La France tente de se rapprocher de Tripoli

Cette «petite porte» pourrait être ouverte par le ministre de l’Intérieur Fathi Bachagha, rival du Premier ministre Fayez el-Sarraj au sein du Gouvernement d’union nationale. Fortement contesté, ce dernier a annoncé à plusieurs reprises sa démission. Et c’est bien Fathi Bachagha qui pourrait le remplacer: du 18 au 20 novembre, il a été reçu à Paris, rencontrant son homologue à l’Intérieur Gérald Darmanin, mais aussi Jean-Yves Le Drian, ministre des Affaires étrangères, et Florence Parly, ministre des Armées. Un tapis rouge qui en dit long, explique Jalel Harchaoui:

«Le fait d’être reçu par trois grands ministères régaliens trahit le désir de la France de flatter Fathi Bachagha en le recevant en tant que, de facto, Premier ministre.»

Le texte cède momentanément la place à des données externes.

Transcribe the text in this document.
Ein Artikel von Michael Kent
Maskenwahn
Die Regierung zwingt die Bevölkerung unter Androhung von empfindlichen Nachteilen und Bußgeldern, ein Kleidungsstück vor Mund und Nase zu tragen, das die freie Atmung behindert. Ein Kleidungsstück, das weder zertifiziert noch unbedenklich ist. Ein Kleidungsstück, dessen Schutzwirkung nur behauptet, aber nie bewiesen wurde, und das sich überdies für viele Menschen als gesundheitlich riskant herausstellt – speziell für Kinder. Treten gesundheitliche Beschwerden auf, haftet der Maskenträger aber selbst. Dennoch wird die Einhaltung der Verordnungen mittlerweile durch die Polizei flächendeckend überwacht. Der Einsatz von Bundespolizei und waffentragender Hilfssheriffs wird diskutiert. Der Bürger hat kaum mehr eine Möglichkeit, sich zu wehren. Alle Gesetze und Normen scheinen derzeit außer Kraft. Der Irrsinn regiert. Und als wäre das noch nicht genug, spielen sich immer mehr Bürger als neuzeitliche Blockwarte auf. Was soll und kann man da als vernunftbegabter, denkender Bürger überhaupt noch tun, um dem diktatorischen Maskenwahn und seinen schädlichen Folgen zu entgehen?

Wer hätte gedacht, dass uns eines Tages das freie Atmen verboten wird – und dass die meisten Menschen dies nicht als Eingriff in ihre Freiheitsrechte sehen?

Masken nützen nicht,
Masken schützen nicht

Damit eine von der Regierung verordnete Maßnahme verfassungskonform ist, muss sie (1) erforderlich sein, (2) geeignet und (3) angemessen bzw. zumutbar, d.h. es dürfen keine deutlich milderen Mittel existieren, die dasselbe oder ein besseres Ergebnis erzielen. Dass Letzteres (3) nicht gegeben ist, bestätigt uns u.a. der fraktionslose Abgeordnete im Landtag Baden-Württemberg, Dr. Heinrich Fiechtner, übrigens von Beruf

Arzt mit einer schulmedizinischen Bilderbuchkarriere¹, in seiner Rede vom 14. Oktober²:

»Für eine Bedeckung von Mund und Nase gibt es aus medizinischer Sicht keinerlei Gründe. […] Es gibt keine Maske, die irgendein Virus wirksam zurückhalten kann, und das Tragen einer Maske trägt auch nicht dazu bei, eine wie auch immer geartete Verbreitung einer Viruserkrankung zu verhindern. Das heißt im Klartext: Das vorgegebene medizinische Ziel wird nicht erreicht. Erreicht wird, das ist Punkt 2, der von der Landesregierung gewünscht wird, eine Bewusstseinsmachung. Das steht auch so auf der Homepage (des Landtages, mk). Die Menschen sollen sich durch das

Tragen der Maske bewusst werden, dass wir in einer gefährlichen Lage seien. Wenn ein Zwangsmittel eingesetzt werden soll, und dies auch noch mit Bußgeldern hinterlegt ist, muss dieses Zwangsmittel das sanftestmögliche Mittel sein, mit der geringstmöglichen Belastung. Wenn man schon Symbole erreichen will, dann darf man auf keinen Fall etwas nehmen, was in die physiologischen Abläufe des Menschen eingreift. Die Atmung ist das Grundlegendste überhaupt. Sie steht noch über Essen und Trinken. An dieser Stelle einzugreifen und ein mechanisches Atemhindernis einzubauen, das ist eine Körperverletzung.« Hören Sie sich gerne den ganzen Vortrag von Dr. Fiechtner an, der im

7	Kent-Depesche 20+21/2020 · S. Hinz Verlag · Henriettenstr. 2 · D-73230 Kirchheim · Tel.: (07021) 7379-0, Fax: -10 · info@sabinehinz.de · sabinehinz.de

Et le spécialiste de la Libye d’ajouter:

«Fathi Bachagha est quelqu’un de très ambitieux, et la France a dit “pourquoi pas”. Parce que même si Fathi Bachagha est fortement associé à Ankara -l’ennemi mortel de Paris-, la France se dit “si je peux diviser, pourquoi pas. S’il arrive à ses fins, j’aurai un Premier ministre avec qui parler parce que je lui aurai fait plaisir au moment où il en avait besoin, et même s’il restera lié à la Turquie, on s’occupera ces prochains mois de diluer ce lien”.»

Malgré sa marginalisation, la France se montre donc opportuniste en tentant de faire de Fathi Bachagha un allié. Une stratégie que l’Élysée a peut-être décidé à partir d’un article de Bernard-Henri Lévy dans Paris Match, qui considérait que l’actuel ministre de l’Intérieur de Tripoli permettrait à «l’Union européenne et à Paris de faire contrepoids à Moscou et Ankara». Ce 24 novembre, dans les colonnes de Jeune Afrique, l’intéressé a lui-même confirmé le souhait «d’établir de bonnes relations avec la France».

Un calcul politique et des déclarations qui rendent pourtant Jalel Harchaoui sceptique: «Fathi Bachagha est indétachable de la Turquie et de ses intérêts», considère-t-il. Rien ne garantit donc qu’il ouvre suffisamment la porte à la France pour réintégrer le jeu libyen.